Scheda film
Regia: Enrico Lando
Soggetto: Fabrizio Biggio, Francesco Mandelli, Martino Ferro
Sceneggiatura: Fabrizio Biggio, Francesco Mandelli, Martino Ferro, Mizio Curcio, Antonio Manzini
Fotografia: Massimo Schiavon
Montaggio: Pietro Morana
Scenografie: Francesca Fezzi
Costumi: Elisabetta Bertellini
Musiche: Gnu Quartet e Filo Q, con i brani di Club Dogo e Emis Killa
Suono: Francesco Liotard
Italia, 2012 – Commedia – Durata: —
Cast: Francesco Mandelli, Fabrizio Biggio, Miriam Giovanelli, Teo Teocoli, Silvia Cohen, Gianmarco Tognazzi, Rosita Celentano
Uscita: 20 dicembre 2012
Distribuzione: Medusa
Coprolalìa, tutte le feste spazza via…
Ruggero De Ceglie (Francesco Mandelli), volgarissimo personaggio a capo di un impero di baracchini di würstel, sta accompagnando al matrimonio il vessato figlio Gianluca (Fabrizio Biggio), entrambi inseguiti da una coppia di killer russi (sempre Mandelli e Biggio). Mentre le loro vicende vengono complicate dalla Guardia di Finanza che sta dando la caccia a Ruggero per evasione fiscale e dalla perdita di memoria di Gianluca in seguito ad un incidente provocato da due Pirati della Strada (ancora Mandelli e Biggio), scorrono una serie di improbabili caratteri, a partire dai due sacerdoti rapper destinati a celebrare la cerimonia ai due bambini che sperimentano la fabbricazione di nuove droghe fino ai due coatti milanesi che stanno guardando il film, tutti interpretati dai due giovani attori ed autori, ideatori ed interpreti della celeberrima serie in onda su MTV.

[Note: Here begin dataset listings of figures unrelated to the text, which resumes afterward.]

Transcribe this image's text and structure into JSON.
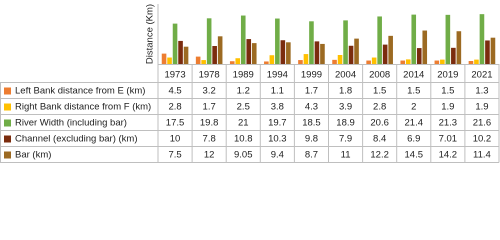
{
  "chart_data": {
    "type": "bar",
    "y_label": "Distance (Km)",
    "categories": [
      "1973",
      "1978",
      "1989",
      "1994",
      "1999",
      "2004",
      "2008",
      "2014",
      "2019",
      "2021"
    ],
    "series": [
      {
        "name": "Left Bank distance from E (km)",
        "color": "#ed7d31",
        "values": [
          4.5,
          3.2,
          1.2,
          1.1,
          1.7,
          1.8,
          1.5,
          1.5,
          1.5,
          1.3
        ]
      },
      {
        "name": "Right Bank distance from F (km)",
        "color": "#ffc000",
        "values": [
          2.8,
          1.7,
          2.5,
          3.8,
          4.3,
          3.9,
          2.8,
          2,
          1.9,
          1.9
        ]
      },
      {
        "name": "River Width (including bar)",
        "color": "#70ad47",
        "values": [
          17.5,
          19.8,
          21,
          19.7,
          18.5,
          18.9,
          20.6,
          21.4,
          21.3,
          21.6
        ]
      },
      {
        "name": "Channel (excluding bar) (km)",
        "color": "#7b2c0e",
        "values": [
          10,
          7.8,
          10.8,
          10.3,
          9.8,
          7.9,
          8.4,
          6.9,
          7.01,
          10.2
        ]
      },
      {
        "name": "Bar (km)",
        "color": "#9c6a22",
        "values": [
          7.5,
          12,
          9.05,
          9.4,
          8.7,
          11,
          12.2,
          14.5,
          14.2,
          11.4
        ]
      }
    ],
    "ylim": [
      0,
      26
    ]
  }
}
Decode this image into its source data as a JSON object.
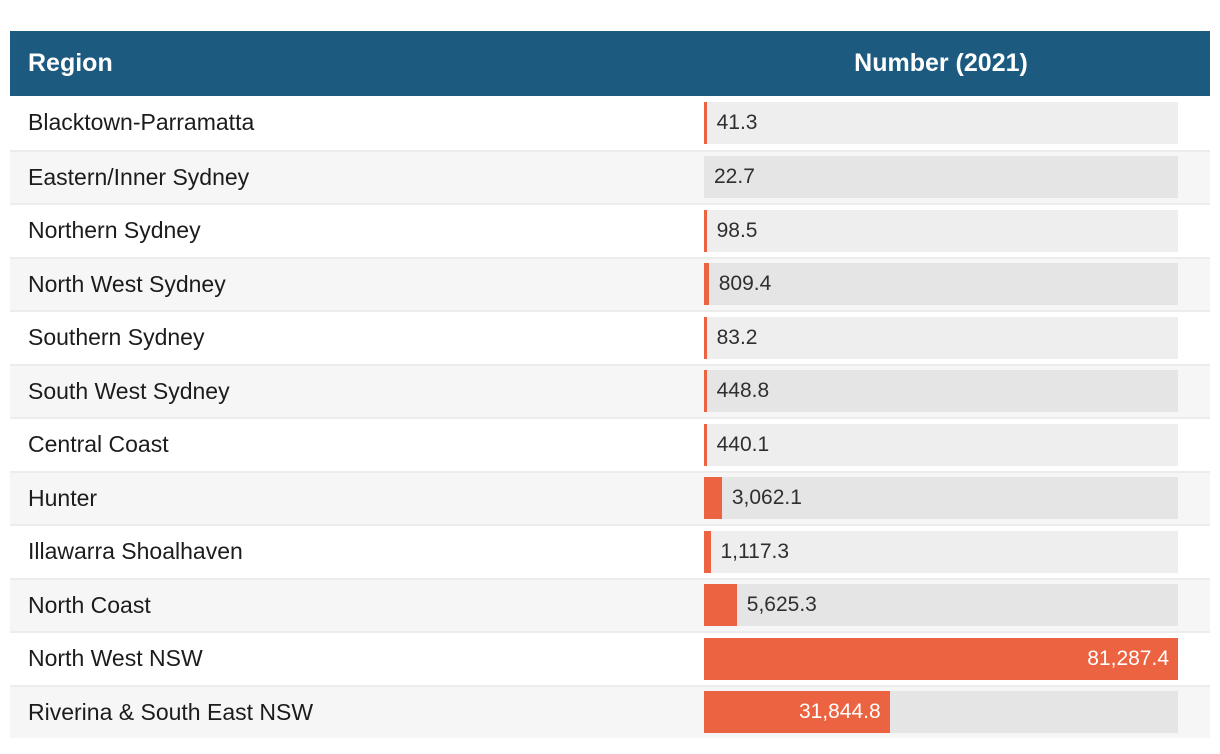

Dopo il grosso, inaspettato successo del film precedente, il pragmatico produttore Pietro Valsecchi dev’essersi retoricamente chiesto: “E che, non ne facciamo un altro?!”. Ecco quindi, introdotto da un goliardico ammonimento in didascalia in stile Jackass, il secondo capitolo della trasposizione cinematografica delle coprolaliche idiozie firmate Biggio e Mandelli, di cui forse non tutti sentivano l’esigenza.
Parentesi meta-cinematografiche, citazioni filmiche a raffica, da Ghost a Tarantino, passando per The karate kid, oltre all’autoironia del produttore (anche di fiction poliziesche) Valsecchi, con la serie TV “I poliziotti scorreggioni 5”, insieme a riferimenti musicali che vanno dalla sigla di Jeeg Robot d’acciaio a quella di Lupin III, tradiscono però una cifra molto infantile ed un orizzonte culturale molto limitato.
Quello che non funziona nell’intero concept dei I soliti idioti, e soprattutto questo film, è una volgarità stucchevole e fine a se stessa, che ricorda quella del gruppo musicale romano Prophilax, sentita una canzone dei quali, si sorride un po’, ma è come averle sentite tutte. Qui alla decima “merda”, al ventesimo “cazzo” ed all’all’ennesimo “vaffanculo” lo spettatore medio over 18, sopravvissuto a Berlusconi ed ancora in balìa della crisi economia, ma pur con qualche neurone rimasto in zucca, è saturo ed il suo cervello, già provato, si spegne per overload.
Ma il problema de I soliti idioti va ancora oltre, poiché non risiede tanto nella volgarità in sé, che in altri casi è stata enorme veicolo per infiniti messaggi più elevati: si pensi al Proietti nel ruolo dell’attore “moderno con il gusto per la parolaccia” che, sbeffeggiando più paludati colleghi, urla, stereo-amplificato, “Limortaccituaaa!” o al pacifista “Il petomane” interpretato da Ugo Tognazzi o ancora a tutta la commedia all’italiana che faceva delle “male parole” un uso funzionale, come una benedicente ciliegina sulla torta. Il vero problema de I soliti idioti è che invece sembra voler utilizzare tutto quello che ci costruisce intorno, compresa quella critica di costume all’acqua di rose (il prof. Pelosi, interpretato da Teo Teocoli, sarebbe simbolo del rigore incarnato dall’attuale presidente del Consiglio Mario Monti e per questo viene fatto fuori da due killer non a caso russi: che genialata!), per contrabbandare volgarità fine a se stessa e niente più.
Ad applaudirli solo un pubblico di minorenni (forse anche minorati), con conseguente, strategico spostamento a livelli più interni e cruciali del progressivo imbarbarimento culturale del paese in atto da almeno trent’anni.